What can instructors do to facilitate learning when they encounter students who seem uninterested and even apathetic toward course content and assignments? Part of the responsibility for learning belongs to students, but as faculty, we can find new ways to motivate, inspire, and maybe even cajole students to learn. This workshop will demonstrate and explain how instructors can make classroom learning, perhaps one of the most artificial learning settings, a more meaningful experience for students. The presenter uses theories of learning and motivation as a basis for creating strategies to increase student engagement in course content and class sessions. Participants will have an opportunity to try out and experience first-hand some of these techniques.
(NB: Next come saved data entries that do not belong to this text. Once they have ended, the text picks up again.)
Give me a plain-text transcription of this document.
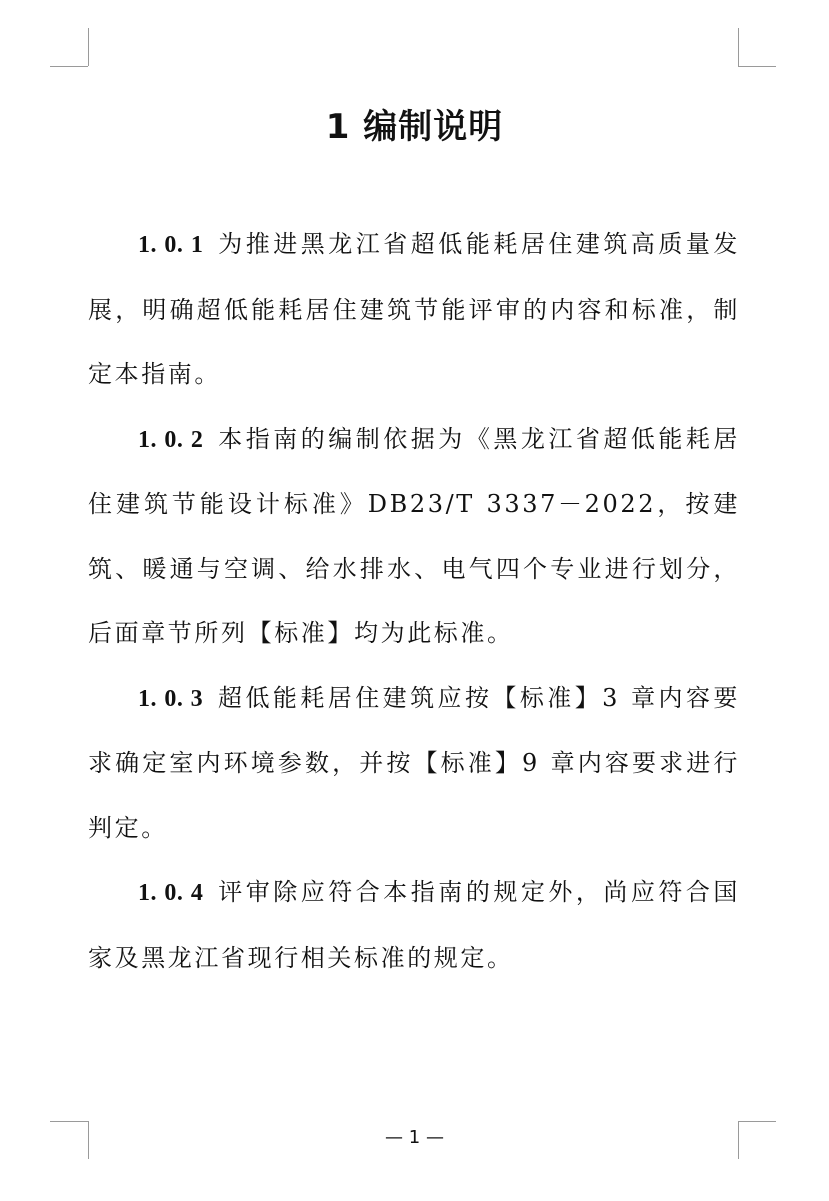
1 编制说明

1. 0. 1 为推进黑龙江省超低能耗居住建筑高质量发展，明确超低能耗居住建筑节能评审的内容和标准，制定本指南。

1. 0. 2 本指南的编制依据为《黑龙江省超低能耗居住建筑节能设计标准》DB23/T 3337－2022，按建筑、暖通与空调、给水排水、电气四个专业进行划分，后面章节所列【标准】均为此标准。

1. 0. 3 超低能耗居住建筑应按【标准】3 章内容要求确定室内环境参数，并按【标准】9 章内容要求进行判定。

1. 0. 4 评审除应符合本指南的规定外，尚应符合国家及黑龙江省现行相关标准的规定。

— 1 —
Topics covered in this session include a discussion of active learning, motivation, collaborative learning, metacognition, learning theory, and interpersonal communication.

The Workshop Facilitator

Dr. Todd Zakrajsek is the new executive director of the Center for Faculty Excellence at University of North Carolina at Chapel Hill. Prior to that, he was the inaugural director of the Faculty Center for Innovative Teaching at Central Michigan University. Previously, he was the founding director of the Center for Teaching and Learning at Southern Oregon University, where he also taught in the psychology department as a tenured associate professor. Dr. Zakrajsek has published and presented widely on the topic of student learning, including workshops and conference keynote addresses in twenty-five states, and Canada, Switzerland, and Sweden over the past several years. His workshop and presentation at this past year's Teaching Professor Conference was chosen as one of the best, based on evaluations from participants.